Modeling and optimization of ultrasonic cleaning process for hard disk drive arm using support vector regression

The ultrasonic cleaning has been widely adopted in hard disk drive manufacturing industry due to its
effectiveness in removing contamination from the final products, sub-assemblies and components. This process is
suitable for delicate product with high complexity. The process efficiency depends on six factors including
ultrasonic frequency, type of liquid medium, time, temperature, power, and finally a number parts in cleaning
basket. These factors, if not carefully set, might result in failure in contamination removal indicated by high
level of liquid particle count (LPC), damages of hard disk drive and ultimately shorten product’s durability.
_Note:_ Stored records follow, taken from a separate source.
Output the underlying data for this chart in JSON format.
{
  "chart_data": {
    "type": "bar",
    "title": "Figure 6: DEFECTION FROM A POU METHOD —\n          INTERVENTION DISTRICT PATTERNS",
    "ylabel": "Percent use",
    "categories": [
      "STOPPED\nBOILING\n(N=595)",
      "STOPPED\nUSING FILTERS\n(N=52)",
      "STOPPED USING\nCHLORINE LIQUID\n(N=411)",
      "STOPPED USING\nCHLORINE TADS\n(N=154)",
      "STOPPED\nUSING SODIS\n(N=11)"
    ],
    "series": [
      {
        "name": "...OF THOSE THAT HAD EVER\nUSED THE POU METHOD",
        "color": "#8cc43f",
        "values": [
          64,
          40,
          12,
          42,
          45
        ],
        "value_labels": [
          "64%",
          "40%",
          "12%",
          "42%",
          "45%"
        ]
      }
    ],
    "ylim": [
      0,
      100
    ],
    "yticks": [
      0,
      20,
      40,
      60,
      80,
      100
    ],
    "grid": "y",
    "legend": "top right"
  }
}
The ultrasonic cleaning process setting is usually determined by experience of operators, which might not
always result in optimum condition. Therefore, this study presents an application of the integration between
Taguchi Method and Computational Intelligence (CI) techniques, increasingly applied for modeling and
optimizing the performance of manufacturing industry, to identify the optimum setting of the cleaning process
parameters focusing on quality improvement of the finished hard disk drive arm that can deliver clean surface
of the product with no damage. The proposed method is as follows. Firstly, both Support Vector Regression
(SVR) and Artificial Neural Network (ANN) were trained with experimental data to model LPC level of the
cleaning process. The model with highest accuracy was selected to be a Suitable Computational Intelligence
Model (SCIM). Then, a Grid search was opted to the SCIM to find the optimum settings. Data from real
experiments of nigh hawk 1H hard disk drive arm were used to demonstrate the proposed method. The
experimental results suggested that SVR technique is capable of high accuracy modeling and results in much
smaller error and learning time in comparison with ANN.